Establishing Embryogenic Tissue Culture Workflow for Pineapple Cultivar 73-50.

Background: The development of an efficient tissue culture system is essential for advancing genetic transformation and genome editing in commercially important pineapple cultivars. However, a robust tissue culture workflow for the elite pineapple cultivar 73-50, enabling reliable transformation and plant regeneration is not established. Methods: A comparative analysis of hormone combinations, including 6-benzylaminopurine (BAP), α-naphthaleneacetic acid (NAA), picloram, and abscisic acid (ABA) was conducted. Transformation competence of 73-50 callus was tested using the iGUS reporter gene. Results: We established that 1 mg/L picloram and 0.5 µg/L ABA was the most effective combination for inducing friable embryogenic callus (FEC).
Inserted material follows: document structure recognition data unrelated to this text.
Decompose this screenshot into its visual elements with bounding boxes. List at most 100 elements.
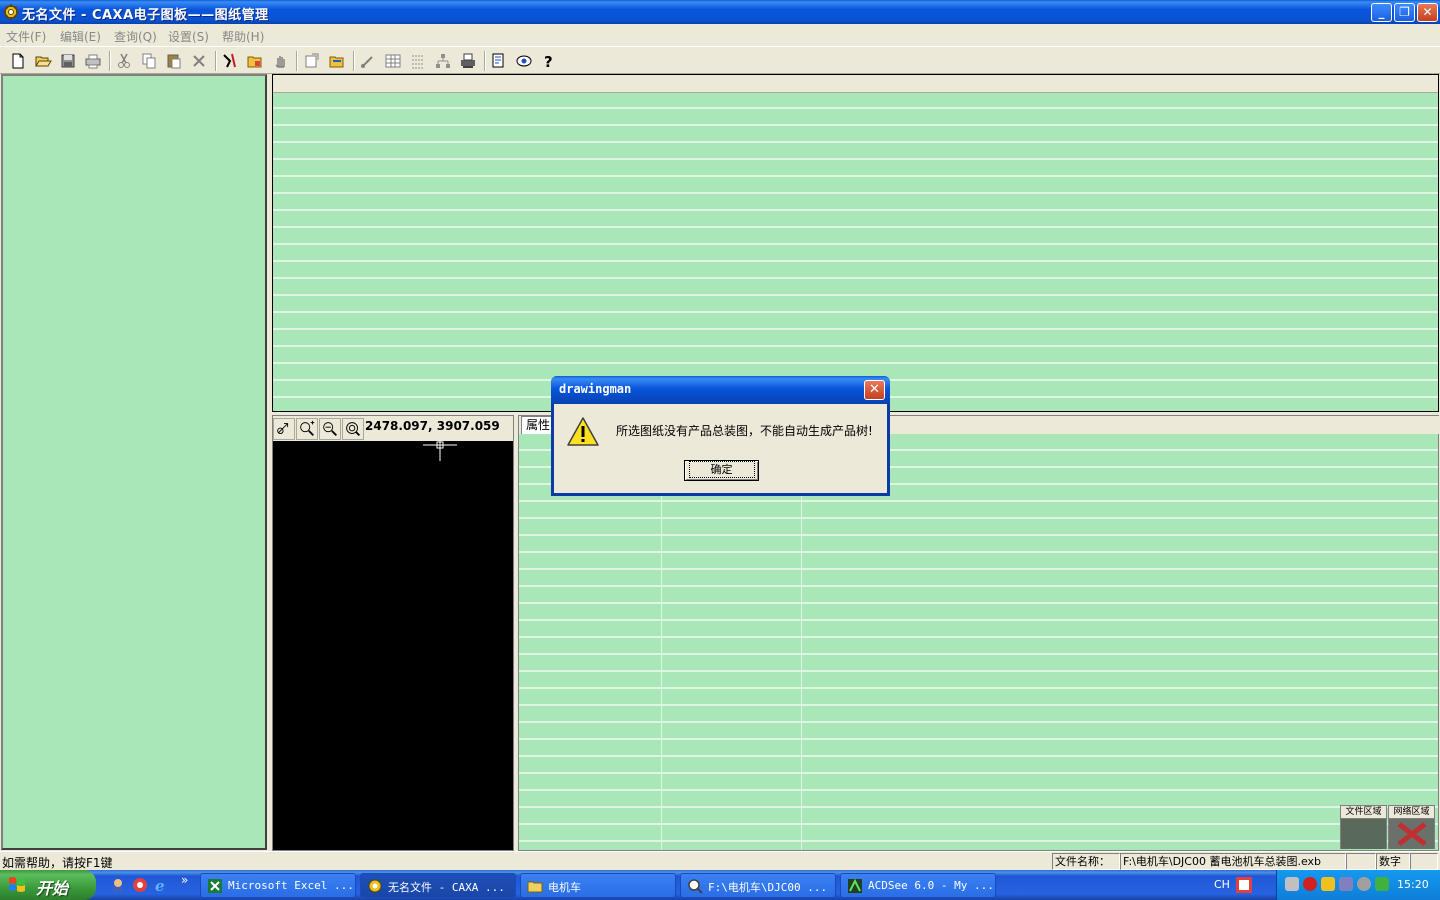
- property-grid[interactable]: [519, 434, 1438, 850]
- quicklaunch-overflow[interactable]: »: [181, 873, 188, 887]
- num-lock-indicator: 数字: [1376, 853, 1410, 870]
- task-caxa[interactable]: 无名文件 - CAXA ...: [360, 873, 516, 898]
- title-bar[interactable]: 无名文件 - CAXA电子图板——图纸管理 _ ❐ ✕: [0, 0, 1440, 24]
- import-icon[interactable]: [327, 51, 347, 71]
- filename-label: 文件名称：: [1052, 853, 1120, 870]
- zoom-all-icon[interactable]: [342, 418, 364, 440]
- cursor-coordinates: 2478.097, 3907.059: [365, 419, 500, 433]
- network-area-label: 网络区域: [1389, 806, 1434, 819]
- drawing-tree-panel[interactable]: [1, 74, 267, 850]
- dialog-message: 所选图纸没有产品总装图，不能自动生成产品树!: [616, 424, 873, 438]
- zoom-icon[interactable]: [319, 418, 341, 440]
- status-help-text: 如需帮助，请按F1键: [2, 856, 113, 870]
- save-icon[interactable]: [58, 51, 78, 71]
- file-area-button[interactable]: 文件区域: [1340, 805, 1387, 849]
- windows-logo-icon: [9, 877, 25, 892]
- tray-shield-icon[interactable]: [1321, 877, 1335, 891]
- paste-icon[interactable]: [164, 51, 184, 71]
- task-label: ACDSee 6.0 - My ...: [868, 879, 994, 892]
- language-indicator[interactable]: CH: [1214, 878, 1230, 891]
- status-cell-empty-2: [1410, 853, 1438, 870]
- menu-help[interactable]: 帮助(H): [222, 28, 264, 45]
- clock[interactable]: 15:20: [1397, 878, 1429, 891]
- tray-security-icon[interactable]: [1375, 877, 1389, 891]
- network-area-button[interactable]: 网络区域: [1388, 805, 1435, 849]
- export-icon[interactable]: [302, 51, 322, 71]
- folder-icon: [527, 881, 543, 893]
- filename-value: F:\电机车\DJC00 蓄电池机车总装图.exb: [1120, 853, 1346, 870]
- view-icon[interactable]: [514, 51, 534, 71]
- start-label: 开始: [36, 879, 69, 898]
- caxa-app-icon: [3, 4, 19, 20]
- list-icon[interactable]: [408, 51, 428, 71]
- toolbar: ?: [0, 46, 1440, 74]
- task-label: 电机车: [548, 881, 581, 894]
- dialog-close-button[interactable]: ✕: [864, 380, 885, 400]
- drawing-list-panel[interactable]: [272, 74, 1439, 412]
- crosshair-cursor-icon: [423, 441, 457, 461]
- delete-icon[interactable]: [189, 51, 209, 71]
- excel-icon: [208, 879, 222, 893]
- copy-icon[interactable]: [139, 51, 159, 71]
- task-folder[interactable]: 电机车: [520, 873, 676, 898]
- caxa-icon: [368, 879, 382, 893]
- tray-antivirus-icon[interactable]: [1303, 877, 1317, 891]
- window-title: 无名文件 - CAXA电子图板——图纸管理: [22, 8, 269, 23]
- brush-icon[interactable]: [358, 51, 378, 71]
- quicklaunch-media-icon[interactable]: [132, 877, 148, 893]
- dialog-title: drawingman: [559, 382, 632, 396]
- help-icon[interactable]: ?: [539, 51, 559, 71]
- quicklaunch-user-icon[interactable]: [110, 877, 126, 893]
- start-button[interactable]: 开始: [0, 870, 96, 900]
- menu-file[interactable]: 文件(F): [6, 28, 46, 45]
- printer-icon[interactable]: [458, 51, 478, 71]
- open-icon[interactable]: [33, 51, 53, 71]
- minimize-button[interactable]: _: [1371, 3, 1392, 22]
- ime-icon[interactable]: [1236, 877, 1252, 893]
- hammer-icon[interactable]: [220, 51, 240, 71]
- status-bar: 如需帮助，请按F1键 文件名称： F:\电机车\DJC00 蓄电池机车总装图.e…: [0, 851, 1440, 870]
- new-icon[interactable]: [8, 51, 28, 71]
- tray-network-icon[interactable]: [1285, 877, 1299, 891]
- tray-sound-icon[interactable]: [1357, 877, 1371, 891]
- pan-icon[interactable]: [273, 418, 295, 440]
- close-button[interactable]: ✕: [1417, 3, 1438, 22]
- tree-icon[interactable]: [433, 51, 453, 71]
- tab-properties[interactable]: 属性: [521, 416, 555, 434]
- tray-app-icon[interactable]: [1339, 877, 1353, 891]
- region-switcher: 文件区域 网络区域: [1340, 805, 1436, 849]
- zoom-window-icon[interactable]: [296, 418, 318, 440]
- status-cell-empty: [1346, 853, 1376, 870]
- message-dialog: drawingman ✕ 所选图纸没有产品总装图，不能自动生成产品树! 确定: [551, 376, 890, 496]
- task-label: 无名文件 - CAXA ...: [388, 881, 505, 894]
- menu-bar: 文件(F) 编辑(E) 查询(Q) 设置(S) 帮助(H): [0, 24, 1440, 46]
- table-icon[interactable]: [383, 51, 403, 71]
- svg-text:?: ?: [544, 53, 553, 71]
- preview-canvas[interactable]: [273, 441, 513, 850]
- task-excel[interactable]: Microsoft Excel ...: [200, 873, 356, 898]
- cut-icon[interactable]: [114, 51, 134, 71]
- task-acdsee[interactable]: ACDSee 6.0 - My ...: [840, 873, 996, 898]
- preview-area: 2478.097, 3907.059: [272, 415, 514, 851]
- task-label: F:\电机车\DJC00 ...: [708, 881, 828, 894]
- ok-button[interactable]: 确定: [684, 460, 759, 481]
- taskbar: 开始 e » Microsoft Excel ... 无名文件 - CAXA .…: [0, 870, 1440, 900]
- dialog-title-bar[interactable]: drawingman ✕: [551, 376, 890, 404]
- acdsee-icon: [848, 878, 862, 893]
- search-icon: [688, 879, 703, 894]
- task-label: Microsoft Excel ...: [228, 879, 354, 892]
- hand-icon[interactable]: [270, 51, 290, 71]
- menu-settings[interactable]: 设置(S): [168, 28, 209, 45]
- system-tray: 15:20: [1276, 870, 1440, 900]
- quicklaunch-ie-icon[interactable]: e: [154, 877, 170, 893]
- menu-edit[interactable]: 编辑(E): [60, 28, 101, 45]
- restore-button[interactable]: ❐: [1394, 3, 1415, 22]
- folder-add-icon[interactable]: [245, 51, 265, 71]
- print-icon[interactable]: [83, 51, 103, 71]
- list-header[interactable]: [273, 75, 1438, 93]
- task-search[interactable]: F:\电机车\DJC00 ...: [680, 873, 836, 898]
- preview-toolbar: 2478.097, 3907.059: [273, 416, 513, 440]
- menu-query[interactable]: 查询(Q): [114, 28, 157, 45]
- document-search-icon[interactable]: [489, 51, 509, 71]
- warning-icon: [567, 417, 599, 446]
FEC, composed of small, loosely associated cell clusters, is highly suitable for transformation but prone to browning during long-term culture. We optimized the conditions to minimize browning and support prolonged maintenance using a medium supplemented with 5 mg/L NAA. Transformation efficiency was demonstrated using the iGUS reporter gene, showing that FEC can be effectively transformed via both biolistic and Agrobacterium-mediated methods. For shoot regeneration, the optimal medium was found to contain 2 mg/L BAP. To standardize the assessment of callus development, we introduce a classification system describing distinct developmental stages. Conclusions: A detailed step-by-step protocol optimized for 73-50 cultivar facilitates efficient genetic improvement in pineapple, supporting both conventional transformation and DNA-free genome editing approaches.